Перед лицом этой неопределенности важно понять, какими действиями возможно вытолкнуть нашу борьбу на новый уровень, за границы образов желаемого. Как освободить мертвых от социального излишка, как защитить их честь и уберечь от призыва в войска, мифология которых конфликтует с собственными задачами? Как – вслед за Беньямином – мы можем пробудить мертвецов и восстановить распавшееся целое? Этим вопросам нужны программные ответы. Тем не менее, прежде чем мы решимся их сформулировать, разрешим последние концептуальные неясности. Это потребует повторного обращения к проблеме суверенности.
В каких же отношениях состоят суверенность, совместности и некрополь? Ответить нам поможет текст «Rebel Cities», в котором Харви предпринимает партизанскую атаку на романтизм, захвативший умы современных левых, и предлагает понимать совместность как «нестабильное и хрупкое социальное отношение, устанавливаемое между конкретной социальной группой и определенными аспектами ее социального или физического окружения, уже существующими физически или же предполагаемыми к созданию; аспектами, критически необходимыми для жизни группы и поддержания средств к существованию»740. И хотя Харви избегает прямых отсылок, это определение явно многим обязано понятию «политического», очерченному Карлом Шмиттом. Конечно, то, как Харви рассматривает самоопределяемую «социальную группу», ее «физическое окружение» и аспекты, которые «критически необходимы» для ее жизни, отсылает нас к тезису, который отстаивал Шмитт: политика рождается из отношений людей, территории и того, что он называл формой жизни или «способом существования» (mode of existence)741.

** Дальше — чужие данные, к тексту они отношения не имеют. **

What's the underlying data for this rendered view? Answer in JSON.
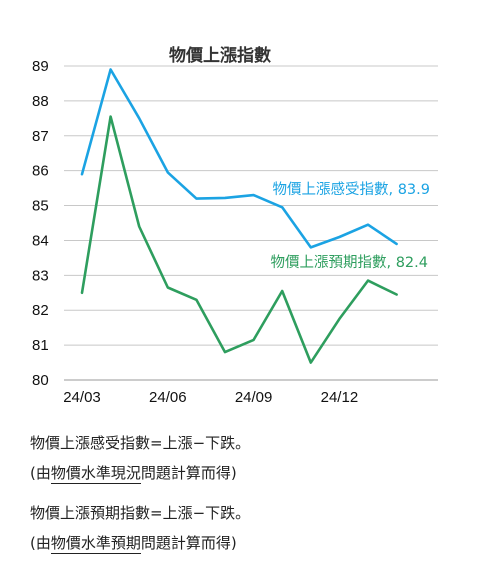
{
  "chart_data": {
    "type": "line",
    "title": "物價上漲指數",
    "ylim": [
      80,
      89
    ],
    "yticks": [
      "80",
      "81",
      "82",
      "83",
      "84",
      "85",
      "86",
      "87",
      "88",
      "89"
    ],
    "x": [
      "24/03",
      "24/04",
      "24/05",
      "24/06",
      "24/07",
      "24/08",
      "24/09",
      "24/10",
      "24/11",
      "24/12",
      "25/01",
      "25/02"
    ],
    "xtick_labels": [
      "24/03",
      "24/06",
      "24/09",
      "24/12"
    ],
    "grid": true,
    "series": [
      {
        "name": "物價上漲感受指數",
        "label": "物價上漲感受指數, 83.9",
        "color": "#1ba3e3",
        "values": [
          85.9,
          88.9,
          87.5,
          85.95,
          85.2,
          85.22,
          85.3,
          84.95,
          83.8,
          84.1,
          84.45,
          83.9
        ]
      },
      {
        "name": "物價上漲預期指數",
        "label": "物價上漲預期指數, 82.4",
        "color": "#2e9e5e",
        "values": [
          82.5,
          87.55,
          84.4,
          82.65,
          82.3,
          80.8,
          81.15,
          82.55,
          80.5,
          81.75,
          82.85,
          82.45
        ]
      }
    ]
  },
  "notes": {
    "line1": "物價上漲感受指數=上漲−下跌。",
    "line2_prefix": "(由",
    "line2_underlined": "物價水準現況",
    "line2_suffix": "問題計算而得)",
    "line3": "物價上漲預期指數=上漲−下跌。",
    "line4_prefix": "(由",
    "line4_underlined": "物價水準預期",
    "line4_suffix": "問題計算而得)"
  }
}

Раз мы наблюдаем такое соответствие, неудивительно и то, что Харви воскрешает шмиттианское различение «друг – враг». Согласно Шмитту, политика предполагает «различение друга и врага»: враг «есть именно иной, чужой, и для существа его довольно и того, что он в особенно интенсивном смысле есть нечто иное и чуждое, так что в экстремальном случае возможны конфликты с ним»742. Следовательно, политика как таковая требует врага, к которому можно применить понятие «чуждости»; оно позволит «сохранить собственную самостоятельность»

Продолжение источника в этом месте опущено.